Pairs of integer pairs with same lcm, gcd and mean
Given $\operatorname{lcm}(x,y)\cdot\operatorname{gcd}(x,y)=|xy|$, we have $\operatorname{lcm}(a,b)\cdot\operatorname{gcd}(a,b)=\operatorname{lcm}(c,d)\cdot\operatorname{gcd}(c,d)$, so $|ab|=|cd|$. Given $\frac{a+b}{2}=\frac{c+d}{2}$, we have $c=(a+b)-d$. When substituted into $|ab|=|cd|$, this gives the two quadratics $d^2-(a+b)d\pm ab=0$. These have the two pairs of solutions $d=a,b$ (when $c,d$ are trivially a permutation of $a,b$) and $d=\frac{(a+b)\pm\sqrt{\Delta}}{2}$, where $\Delta$ is the discriminant $a^2+6ab+b^2$.

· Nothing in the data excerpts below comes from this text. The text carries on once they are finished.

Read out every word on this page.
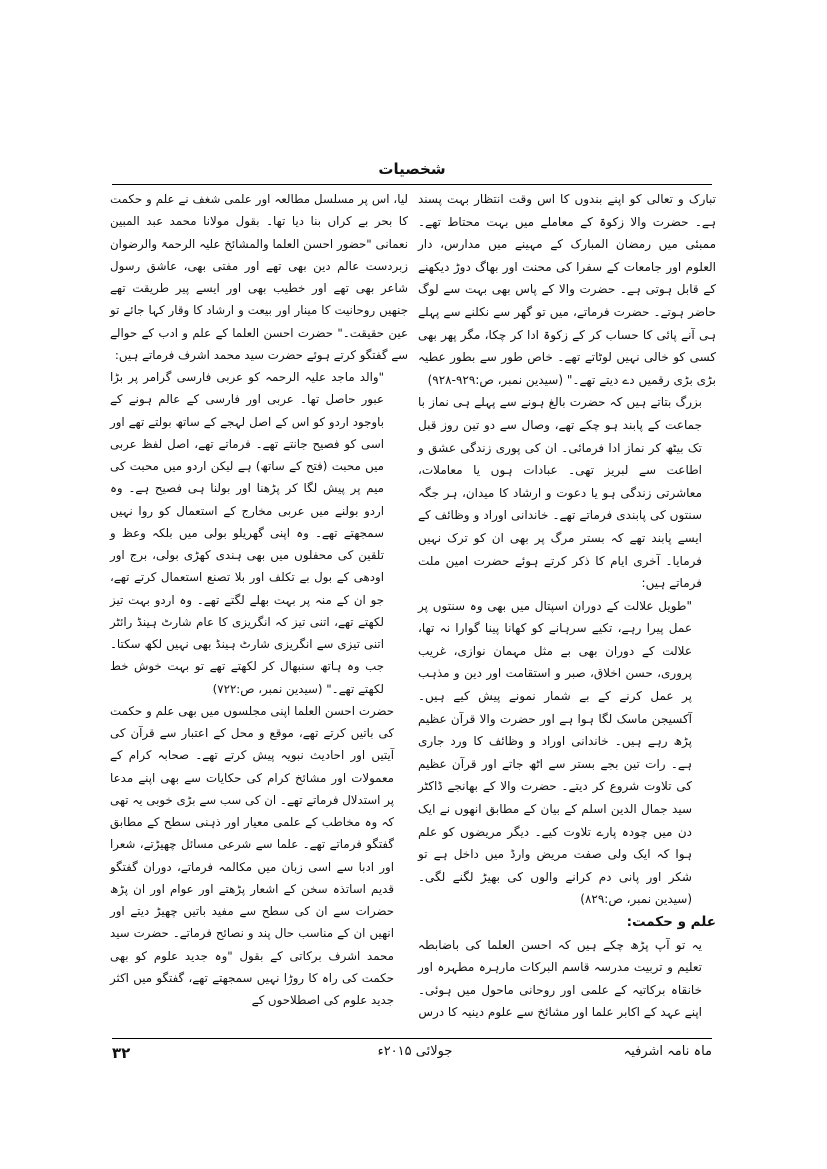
شخصیات

تبارک و تعالی کو اپنے بندوں کا اس وقت انتظار بہت پسند ہے۔ حضرت والا زکوۃ کے معاملے میں بہت محتاط تھے۔ ممبئی میں رمضان المبارک کے مہینے میں مدارس، دار العلوم اور جامعات کے سفرا کی محنت اور بھاگ دوڑ دیکھنے کے قابل ہوتی ہے۔ حضرت والا کے پاس بھی بہت سے لوگ حاضر ہوتے۔ حضرت فرماتے، میں تو گھر سے نکلنے سے پہلے ہی آنے پائی کا حساب کر کے زکوۃ ادا کر چکا، مگر پھر بھی کسی کو خالی نہیں لوٹاتے تھے۔ خاص طور سے بطور عطیہ بڑی بڑی رقمیں دے دیتے تھے۔" (سیدین نمبر، ص:۹۲۹-۹۲۸)

بزرگ بتاتے ہیں کہ حضرت بالغ ہونے سے پہلے ہی نماز با جماعت کے پابند ہو چکے تھے، وصال سے دو تین روز قبل تک بیٹھ کر نماز ادا فرمائی۔ ان کی پوری زندگی عشق و اطاعت سے لبریز تھی۔ عبادات ہوں یا معاملات، معاشرتی زندگی ہو یا دعوت و ارشاد کا میدان، ہر جگہ سنتوں کی پابندی فرماتے تھے۔ خاندانی اوراد و وظائف کے ایسے پابند تھے کہ بستر مرگ پر بھی ان کو ترک نہیں فرمایا۔ آخری ایام کا ذکر کرتے ہوئے حضرت امین ملت فرماتے ہیں:

"طویل علالت کے دوران اسپتال میں بھی وہ سنتوں پر عمل پیرا رہے، تکیے سرہانے کو کھانا پینا گوارا نہ تھا، علالت کے دوران بھی بے مثل مہمان نوازی، غریب پروری، حسن اخلاق، صبر و استقامت اور دین و مذہب پر عمل کرنے کے بے شمار نمونے پیش کیے ہیں۔ آکسیجن ماسک لگا ہوا ہے اور حضرت والا قرآن عظیم پڑھ رہے ہیں۔ خاندانی اوراد و وظائف کا ورد جاری ہے۔ رات تین بجے بستر سے اٹھ جاتے اور قرآن عظیم کی تلاوت شروع کر دیتے۔ حضرت والا کے بھانجے ڈاکٹر سید جمال الدین اسلم کے بیان کے مطابق انھوں نے ایک دن میں چودہ پارے تلاوت کیے۔ دیگر مریضوں کو علم ہوا کہ ایک ولی صفت مریض وارڈ میں داخل ہے تو شکر اور پانی دم کرانے والوں کی بھیڑ لگنے لگی۔ (سیدین نمبر، ص:۸۲۹)

علم و حکمت:

یہ تو آپ پڑھ چکے ہیں کہ احسن العلما کی باضابطہ تعلیم و تربیت مدرسہ قاسم البرکات مارہرہ مطہرہ اور خانقاہ برکاتیہ کے علمی اور روحانی ماحول میں ہوئی۔ اپنے عہد کے اکابر علما اور مشائخ سے علوم دینیہ کا درس

لیا، اس پر مسلسل مطالعہ اور علمی شغف نے علم و حکمت کا بحر بے کراں بنا دیا تھا۔ بقول مولانا محمد عبد المبین نعمانی "حضور احسن العلما والمشائخ علیہ الرحمۃ والرضوان زبردست عالم دین بھی تھے اور مفتی بھی، عاشق رسول شاعر بھی تھے اور خطیب بھی اور ایسے پیر طریقت تھے جنھیں روحانیت کا مینار اور بیعت و ارشاد کا وقار کہا جائے تو عین حقیقت۔" حضرت احسن العلما کے علم و ادب کے حوالے سے گفتگو کرتے ہوئے حضرت سید محمد اشرف فرماتے ہیں:

"والد ماجد علیہ الرحمہ کو عربی فارسی گرامر پر بڑا عبور حاصل تھا۔ عربی اور فارسی کے عالم ہونے کے باوجود اردو کو اس کے اصل لہجے کے ساتھ بولتے تھے اور اسی کو فصیح جانتے تھے۔ فرماتے تھے، اصل لفظ عربی میں محبت (فتح کے ساتھ) ہے لیکن اردو میں محبت کی میم پر پیش لگا کر پڑھنا اور بولنا ہی فصیح ہے۔ وہ اردو بولنے میں عربی مخارج کے استعمال کو روا نہیں سمجھتے تھے۔ وہ اپنی گھریلو بولی میں بلکہ وعظ و تلقین کی محفلوں میں بھی ہندی کھڑی بولی، برج اور اودھی کے بول بے تکلف اور بلا تصنع استعمال کرتے تھے، جو ان کے منہ پر بہت بھلے لگتے تھے۔ وہ اردو بہت تیز لکھتے تھے، اتنی تیز کہ انگریزی کا عام شارٹ ہینڈ رائٹر اتنی تیزی سے انگریزی شارٹ ہینڈ بھی نہیں لکھ سکتا۔ جب وہ ہاتھ سنبھال کر لکھتے تھے تو بہت خوش خط لکھتے تھے۔" (سیدین نمبر، ص:۷۲۲)

حضرت احسن العلما اپنی مجلسوں میں بھی علم و حکمت کی باتیں کرتے تھے، موقع و محل کے اعتبار سے قرآن کی آیتیں اور احادیث نبویہ پیش کرتے تھے۔ صحابہ کرام کے معمولات اور مشائخ کرام کی حکایات سے بھی اپنے مدعا پر استدلال فرماتے تھے۔ ان کی سب سے بڑی خوبی یہ تھی کہ وہ مخاطب کے علمی معیار اور ذہنی سطح کے مطابق گفتگو فرماتے تھے۔ علما سے شرعی مسائل چھیڑتے، شعرا اور ادبا سے اسی زبان میں مکالمہ فرماتے، دوران گفتگو قدیم اساتذہ سخن کے اشعار پڑھتے اور عوام اور ان پڑھ حضرات سے ان کی سطح سے مفید باتیں چھیڑ دیتے اور انھیں ان کے مناسب حال پند و نصائح فرماتے۔ حضرت سید محمد اشرف برکاتی کے بقول "وہ جدید علوم کو بھی حکمت کی راہ کا روڑا نہیں سمجھتے تھے، گفتگو میں اکثر جدید علوم کی اصطلاحوں کے

ماہ نامہ اشرفیہ
جولائی ۲۰۱۵ء
۳۲
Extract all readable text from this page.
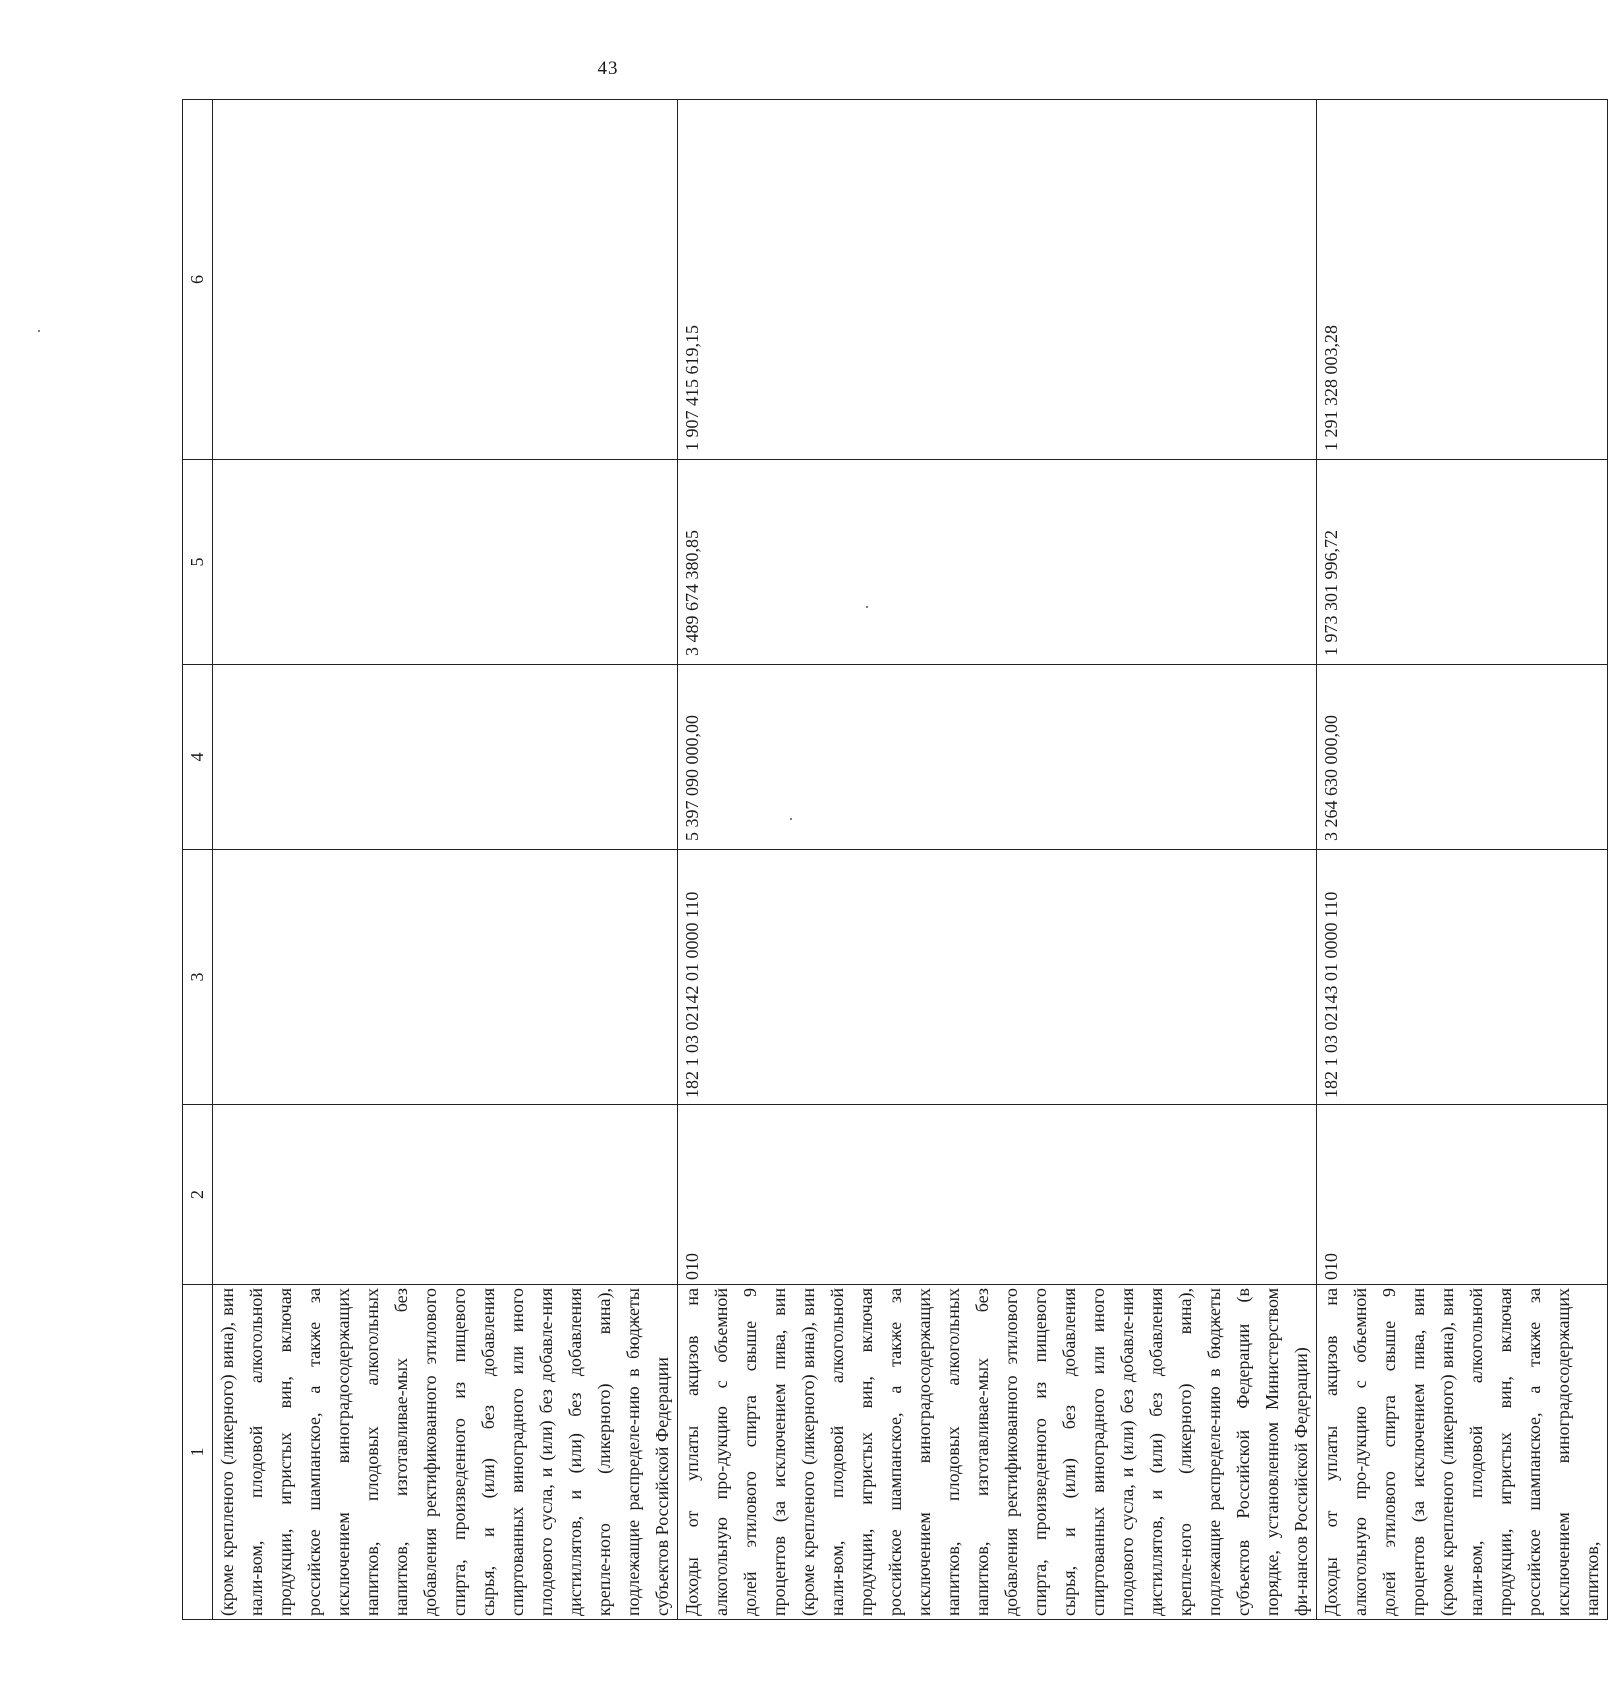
43
1	2	3	4	5	6
(кроме крепленого (ликерного) вина), вин нали-вом, плодовой алкогольной продукции, игристых вин, включая российское шампанское, а также за исключением виноградосодержащих напитков, плодовых алкогольных напитков, изготавливае-мых без добавления ректификованного этилового спирта, произведенного из пищевого сырья, и (или) без добавления спиртованных виноградного или иного плодового сусла, и (или) без добавле-ния дистиллятов, и (или) без добавления крепле-ного (ликерного) вина), подлежащие распределе-нию в бюджеты субъектов Российской Федерации					
Доходы от уплаты акцизов на алкогольную про-дукцию с объемной долей этилового спирта свыше 9 процентов (за исключением пива, вин (кроме крепленого (ликерного) вина), вин нали-вом, плодовой алкогольной продукции, игристых вин, включая российское шампанское, а также за исключением виноградосодержащих напитков, плодовых алкогольных напитков, изготавливае-мых без добавления ректификованного этилового спирта, произведенного из пищевого сырья, и (или) без добавления спиртованных виноградного или иного плодового сусла, и (или) без добавле-ния дистиллятов, и (или) без добавления крепле-ного (ликерного) вина), подлежащие распределе-нию в бюджеты субъектов Российской Федерации (в порядке, установленном Министерством фи-нансов Российской Федерации)	010	182 1 03 02142 01 0000 110	5 397 090 000,00	3 489 674 380,85	1 907 415 619,15
Доходы от уплаты акцизов на алкогольную про-дукцию с объемной долей этилового спирта свыше 9 процентов (за исключением пива, вин (кроме крепленого (ликерного) вина), вин нали-вом, плодовой алкогольной продукции, игристых вин, включая российское шампанское, а также за исключением виноградосодержащих напитков,	010	182 1 03 02143 01 0000 110	3 264 630 000,00	1 973 301 996,72	1 291 328 003,28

In the nontrivial case, $d$ is integral if $(a+b)\pm\sqrt{\Delta}$ is integral (and even), therefore $\Delta$ is a square. Hence, for some integer $k$, the triple $(a,b,k)$ is a solution of the 3-variable, 2nd-degree Diophantine equation $a^2+6ab+b^2=k^2$. This can be solved with a method analogous to finding Pythagorean triples: consider the intersections of the hyperbola $a^2+6ab+b^2=1$ with the line $a=m(b-1)$. The first intersection is $(1,0)$ and the second intersection is guaranteed to be rational when $m$ is integral, which paves the way for integer solutions when clearing denominators. The second solution is $b=\frac{(m+1)(m-1)}{m^2+6m+1},a=\frac{-2m(3m+1)}{m^2+6m+1}$, which we can substitute into $a^2+6ab+b^2=1$ and multiply through by $(m^2+6m+1)^2$, to give solutions for $(a,b,k)$, and by extension $(a,b,c,d)$ when substituted into the earlier equations. So the set of nontrivial solutions up to multiples and permutations is, for $m\in\mathbb{Z}$
$a=-2m(3m+1)\\ b=(m+1)(m-1)\\ c=-(3m+1)(m+1)\\ d=2m(1-m)$
For example, $m=-5$ gives the solution $(-140,24,-56,-60)$, which is a multiple and permutation of the solution $(-6,35,14,15)$ mentioned by the asker. This encompasses all solutions.